In other commercial applications, there is a need to monitor the exhaust solvent (organic) fluids from such sources as paint and varnish applications, chemical processes and internal combustion engine exhausts, all of which may be expended to the atmosphere. Moreover, recent governmental action through more stringent air pollution control laws, are intended to limit the admission of organics, and perhaps carcinogenic organic chemicals into the atmosphere. The growing need for detection and remedial steps is thus well documented.
Available organic fluid detectors may conventionally utilize a detector filament or catalytic detector elements, elements which may be electrically heated to provide for oxidation at the filament surface of the organic components. Such catalytic elements may be included in a detection circuit, such as a Wheatstone bridge circuit, containing a reference element which does not provide for a reaction of the organic fluid at the reference element surface. The resistance of such a catalytic element is a function of the temperature of the element, and when the filament resistance is increased by the heat of reaction of the organic fluid, the presence of the organic fluid may be detected by its differential effect on the catalytic element in respect to the reference element. There has been a long standing need for providing a low cost, high sensitivity organic fluid concentration detector, typically for use around organic fluid storage facilities.

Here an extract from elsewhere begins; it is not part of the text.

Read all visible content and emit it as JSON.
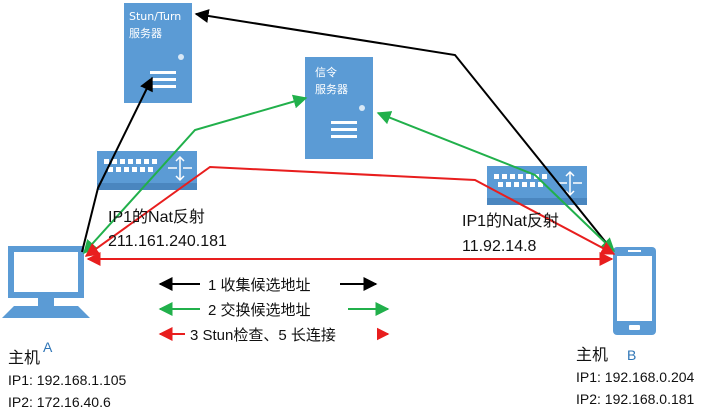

The prior art methods work for high concentrations of organic fluids, but when it becomes necessary to strain the sensitivity of such devices to detect low concentrations (ranging from five percent downwardly), the prior art methods, evidence a lack of stability. This may apparently be caused by electrical noise in the detector, and long-term drifting of the fluid concentration indicator. This may also be caused by short-term electrical noise and long-term resistance changes in the detector element.
Early attempts were made to improve stability by adding a compensating filament. A similar filament to that of the fluid detector filament was placed on an adjacent arm of a Wheatstone bridge circuit. Changes in ambient temperature and power supply voltage produce similar changes in the two filaments, but their location in the circuit is such as to produce oppositely acting responses in the output signal. The circuit is therefore stabilized against changes that affect the two filaments equally. Oxidation of the organic fluid sample to be analyzed is prevented by not exposing the compensator filament to the organic fluid sample or by operating it at a lower temperature. Instruments of this type are described in U.S. Patents to R. E. Hartline, Combustible Gas Indicator, 2,279,397; and M. G. Jacobson, Combustible Gas Indicator, 2,244,366. These detection schemes work well when the organic fluid concentration is high. (5% methane in air, or more, full scale). A critical deficiency is that their stability decreased as the full scale sensitivity increased.
In the more recent past, attempts have been made to solve this chronic shortfall. For example, Hartline invented an organic fluid detector system based on the use of thermal hysteresis (U.S. Pat. No. 2,617,716). While he was successful in detecting high fluid concentrations with great zero stability, the device failed to have the necessary sensitivity to detect low levels of organic fluids.
Systems have been proposed for keeping of the sensing element at ependable levels in the face of widely varying organic fluid concentrations. However, they have practical disadvantages, so improved detectors for low organic fluid detection and measurement are still to be sought.